Michael didn’t turn around and he saw the concern briefly cross Maria’s face when he let out a pained noise, which was drowned out by cheers and the slapping of a credit card on the bar. Michael grimaced and tried to school his face, but he was tired and attempted to turn the other way to leave.
“Guerin, you’re not passing up a drink when I’m buying are you?” Alex’s voice asked and Michael finally had to face him.
“Actually, I got somewhere to be,” Michael hummed as he put his hat on his head and tipped the brim with a finger toward Alex. “Thanks for the offer, though. I mean, you’ve bought me enough before. Let’s just call it even, yeah?”
Alex blinked but otherwise didn’t betray any emotion on his face. Michael hated this -- the moments when he couldn’t read the other man. Iraq had made him a soldier all right.

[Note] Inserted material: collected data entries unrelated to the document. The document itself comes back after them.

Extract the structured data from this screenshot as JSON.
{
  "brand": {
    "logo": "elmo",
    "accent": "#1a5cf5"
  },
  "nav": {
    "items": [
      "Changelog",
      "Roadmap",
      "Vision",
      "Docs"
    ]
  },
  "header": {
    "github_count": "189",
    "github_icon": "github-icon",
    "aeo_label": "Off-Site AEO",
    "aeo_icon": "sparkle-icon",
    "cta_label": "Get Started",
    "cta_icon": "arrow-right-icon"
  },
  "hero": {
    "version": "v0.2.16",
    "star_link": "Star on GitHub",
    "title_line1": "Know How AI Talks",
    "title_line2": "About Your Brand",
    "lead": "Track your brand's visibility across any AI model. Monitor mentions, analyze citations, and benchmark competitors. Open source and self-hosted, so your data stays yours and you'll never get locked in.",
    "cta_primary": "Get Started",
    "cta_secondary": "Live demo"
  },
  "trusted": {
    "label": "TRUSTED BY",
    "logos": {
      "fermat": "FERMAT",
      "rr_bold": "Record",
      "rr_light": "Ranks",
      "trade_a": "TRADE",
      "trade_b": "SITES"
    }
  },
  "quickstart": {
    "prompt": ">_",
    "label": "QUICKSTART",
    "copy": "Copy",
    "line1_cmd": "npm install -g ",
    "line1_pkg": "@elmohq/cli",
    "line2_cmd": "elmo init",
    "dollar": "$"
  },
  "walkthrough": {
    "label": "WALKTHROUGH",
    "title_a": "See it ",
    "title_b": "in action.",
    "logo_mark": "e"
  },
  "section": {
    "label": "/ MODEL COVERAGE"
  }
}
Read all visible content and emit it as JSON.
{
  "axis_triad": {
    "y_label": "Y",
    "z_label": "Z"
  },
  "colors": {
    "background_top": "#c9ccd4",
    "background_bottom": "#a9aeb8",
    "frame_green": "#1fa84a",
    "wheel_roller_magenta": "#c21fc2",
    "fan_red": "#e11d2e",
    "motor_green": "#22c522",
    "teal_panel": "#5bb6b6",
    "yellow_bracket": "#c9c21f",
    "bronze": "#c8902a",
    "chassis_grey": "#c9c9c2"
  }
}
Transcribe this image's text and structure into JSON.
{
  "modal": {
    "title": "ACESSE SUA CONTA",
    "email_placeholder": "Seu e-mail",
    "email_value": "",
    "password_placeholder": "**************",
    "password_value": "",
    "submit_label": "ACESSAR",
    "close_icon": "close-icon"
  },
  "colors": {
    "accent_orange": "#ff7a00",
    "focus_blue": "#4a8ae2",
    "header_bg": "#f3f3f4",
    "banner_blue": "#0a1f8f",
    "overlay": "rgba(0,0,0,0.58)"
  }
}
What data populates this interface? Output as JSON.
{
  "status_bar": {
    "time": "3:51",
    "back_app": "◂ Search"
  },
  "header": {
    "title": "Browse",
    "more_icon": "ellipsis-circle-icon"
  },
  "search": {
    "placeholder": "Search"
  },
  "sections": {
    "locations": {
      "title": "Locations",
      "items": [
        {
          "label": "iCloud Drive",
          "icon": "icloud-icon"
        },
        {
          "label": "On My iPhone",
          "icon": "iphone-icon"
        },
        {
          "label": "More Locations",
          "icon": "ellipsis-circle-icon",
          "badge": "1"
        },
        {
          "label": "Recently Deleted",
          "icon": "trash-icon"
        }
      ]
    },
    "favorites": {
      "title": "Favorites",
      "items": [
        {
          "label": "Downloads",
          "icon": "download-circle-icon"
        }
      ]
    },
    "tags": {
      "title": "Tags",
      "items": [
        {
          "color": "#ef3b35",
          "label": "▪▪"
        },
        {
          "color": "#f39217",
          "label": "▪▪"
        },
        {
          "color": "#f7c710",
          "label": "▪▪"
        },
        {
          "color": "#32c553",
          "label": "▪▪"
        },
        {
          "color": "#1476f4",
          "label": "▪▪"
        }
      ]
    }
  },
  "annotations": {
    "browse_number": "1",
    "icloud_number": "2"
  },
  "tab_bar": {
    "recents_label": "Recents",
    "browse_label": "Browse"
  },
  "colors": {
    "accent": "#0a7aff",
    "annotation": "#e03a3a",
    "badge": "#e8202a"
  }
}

“Raincheck,” Alex insisted. “Would you at least come to meet Forrest as more than the guy who steals the microfiche reader from you?”
“Raincheck,” Michael echoed with another tip of his hat and he turned to leave without getting in any more words because he was definitely going to vomit if he had to see Alex being lovey-dovey with Nazi Guy.
Michael made his way to the parking lot and was fumbling with keys when they were abruptly snatched out of his hand. He groaned and tipped his head back. “I’m not that drunk,” he said in a stubborn way as he turned his head and cocked his eyebrow at Alex. “You gonna drive me? You’re not sober either.”
“No,” Alex said but he tucked the keys into a pocket anyway. “But I’m trying this thing. It’s called being a friend. I’ve dropped the ball on that recently. Also, if you’re leaving to drive drunk because I’m here with my boyfriend, then that’s a problem for me, Guerin.”
Michael rolled his eyes and turned to lean against the cab of his truck. “I don’t need your hospitality or reparations, Alex. We’re never going to be just friends.”
“Maybe,” Alex said slowly with a nod. “But it’s more than that.”
“Oh?” Michael prompted, not willing to help at all here.
“We -- Forrest and I -- keep coming here, to The Wild Pony, and you’re never around. It feels weird. Does it feel weird to you?”
Michael sighed. “Yeah, it’s weird, but I don’t get what you’re trying to say. You want me here so you can introduce your boyfriend?”
Alex went quiet and looked at their feet before he met Michael’s gaze. “No, Guerin. I don’t want you here to meet my boyfriend.”
“So, what? You just need some rowdiness in your life?” Michael facetiously asked with a shake of his head.
“Actually…” Alex said and looked at Michael’s lips before guiding his eye line back up. “I just miss you.”
A beat of silence passed. A second beat passed. And a third.
Michael didn’t meet Alex’s eyes when he suddenly nodded slow-like and backed away from the truck and Alex. He kept going and soon he was walking out of the parking lot.
“Where are you going, Guerin?” Alex demanded though it sounded a little more like a plea.
Stuffing his hands in his jacket pockets, Michael swung around and held open his jacket as he continued to walk and stumble backward. “I’ve walked home before and I’m too sober for this conversation, but the next time you want to try to rope me into being a third wheel? Don’t.”
Alex looked like he might say something, but then he didn’t and nodded, looking troubled. Finally, a face that Michael could read even if it seized him up just as much as Alex saying he missed Michael. Michael couldn’t believe it’d actually been said, especially with Forrest inside the bar.
“One step forward, two clown jumps back,” Michael said to himself as his wet eyes shined in the moonlight as he walked the dirt road to head toward Sanders’ Auto.